But even as I moved into the shadows again, I sensed a certain tremor in myself. My love of films had gone on too many years. It was like having an affair with Kong, who fell on me when I was thirteen; I had never escaped from beneath his heart-beating carcass.

The studio fell on me the same way every morning when I arrived. It took hours to fight free of its spell, breathe normally, and get my work down. At twilight, the enchantment returned; my breathing suffered. I knew that someday soon I would have to get out, run free, go and never come back, or like Kong, always falling and always landing, it would one day kill me.

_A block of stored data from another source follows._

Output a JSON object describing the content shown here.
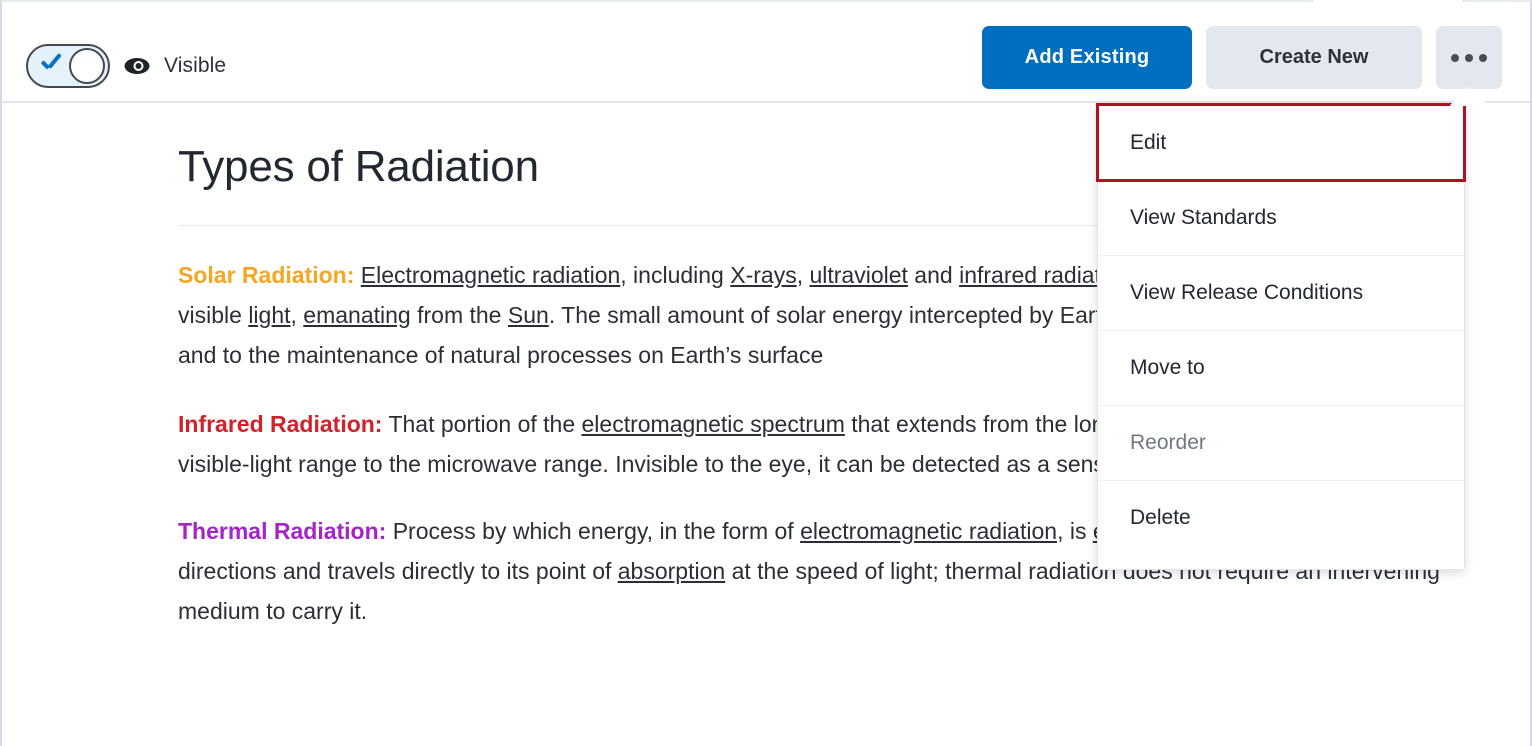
{
  "toolbar": {
    "toggle": {
      "state": "on",
      "name": "visibility-toggle"
    },
    "visibility_label": "Visible",
    "eye_icon": "eye-icon",
    "buttons": {
      "add_existing": "Add Existing",
      "create_new": "Create New",
      "overflow": "..."
    },
    "top_select": {
      "chevron_icon": "chevron-down-icon"
    }
  },
  "menu": {
    "items": [
      {
        "label": "Edit",
        "state": "highlighted"
      },
      {
        "label": "View Standards",
        "state": "normal"
      },
      {
        "label": "View Release Conditions",
        "state": "normal"
      },
      {
        "label": "Move to",
        "state": "normal"
      },
      {
        "label": "Reorder",
        "state": "disabled"
      },
      {
        "label": "Delete",
        "state": "normal"
      }
    ]
  },
  "document": {
    "title": "Types of Radiation",
    "paragraphs": [
      {
        "term": "Solar Radiation:",
        "term_color": "#f5a623",
        "segments": [
          {
            "text": " ",
            "underline": false
          },
          {
            "text": "Electromagnetic radiation",
            "underline": true
          },
          {
            "text": ", including ",
            "underline": false
          },
          {
            "text": "X-rays",
            "underline": true
          },
          {
            "text": ", ",
            "underline": false
          },
          {
            "text": "ultraviolet",
            "underline": true
          },
          {
            "text": " and ",
            "underline": false
          },
          {
            "text": "infrared radiation",
            "underline": true
          },
          {
            "text": " and radio emissions, as well as visible ",
            "underline": false
          },
          {
            "text": "light",
            "underline": true
          },
          {
            "text": ", ",
            "underline": false
          },
          {
            "text": "emanating",
            "underline": true
          },
          {
            "text": " from the ",
            "underline": false
          },
          {
            "text": "Sun",
            "underline": true
          },
          {
            "text": ". The small amount of solar energy intercepted by Earth is of enormous importance to life and to the maintenance of natural processes on Earth’s surface",
            "underline": false
          }
        ]
      },
      {
        "term": "Infrared Radiation:",
        "term_color": "#d32029",
        "segments": [
          {
            "text": " That portion of the ",
            "underline": false
          },
          {
            "text": "electromagnetic spectrum",
            "underline": true
          },
          {
            "text": " that extends from the long wavelength, or red, end of the visible-light range to the microwave range. Invisible to the eye, it can be detected as a sensation of warmth on the skin.",
            "underline": false
          }
        ]
      },
      {
        "term": "Thermal Radiation:",
        "term_color": "#a324c9",
        "segments": [
          {
            "text": " Process by which energy, in the form of ",
            "underline": false
          },
          {
            "text": "electromagnetic radiation",
            "underline": true
          },
          {
            "text": ", is ",
            "underline": false
          },
          {
            "text": "emitted",
            "underline": true
          },
          {
            "text": " by a heated surface in all directions and travels directly to its point of ",
            "underline": false
          },
          {
            "text": "absorption",
            "underline": true
          },
          {
            "text": " at the speed of light; thermal radiation does not require an intervening medium to carry it.",
            "underline": false
          }
        ]
      }
    ]
  },
  "colors": {
    "primary_button": "#006fbf",
    "secondary_button": "#e3e8ee",
    "highlight_outline": "#b0121f",
    "toggle_on": "#e5f2fb",
    "check_blue": "#0a72c4"
  }
}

I passed a final stage where a last burst of hilarity and percussive jazz shook the walls. One of the assistant camera operators biked by, his basket loaded with film on its way to an autopsy under the razor of a film editor who might save or bury it forever. Then into the theatres or banished to the shelves where dead films go, where only dust, not rot, collecteth them.

A church clock, up in the Hollywood hills, struck ten. I turned and strolled back to my cell block in the writers’ building.

The invitation to be a damned fool was waiting for me in my office.

Not chiseled out on a marble slab, no, but neatly typed on high-quality note paper.

Reading it, I sank down in my office chair, my face cold, my hand tempted to clench and wad the note and throw it aside.

It said:

Green Glades Park. Halloween.

Midnight tonight.

Center rear wall.

P.S. A great revelation awaits you. Material for a best-selling novel or superb screenplay. Don’t miss it!

Now, I am not a brave man. I have never learned to drive. I do not fly in planes. I feared women until I was twenty-five. I

hate high places; the Empire State is pure terror for me. Elevators make me nervous. Escalators bite. I am picky with food. I ate my first steak only at age twenty-four, subsisting through childhood on hamburgers, ham-and-pickle sandwiches, eggs, and tomato soup.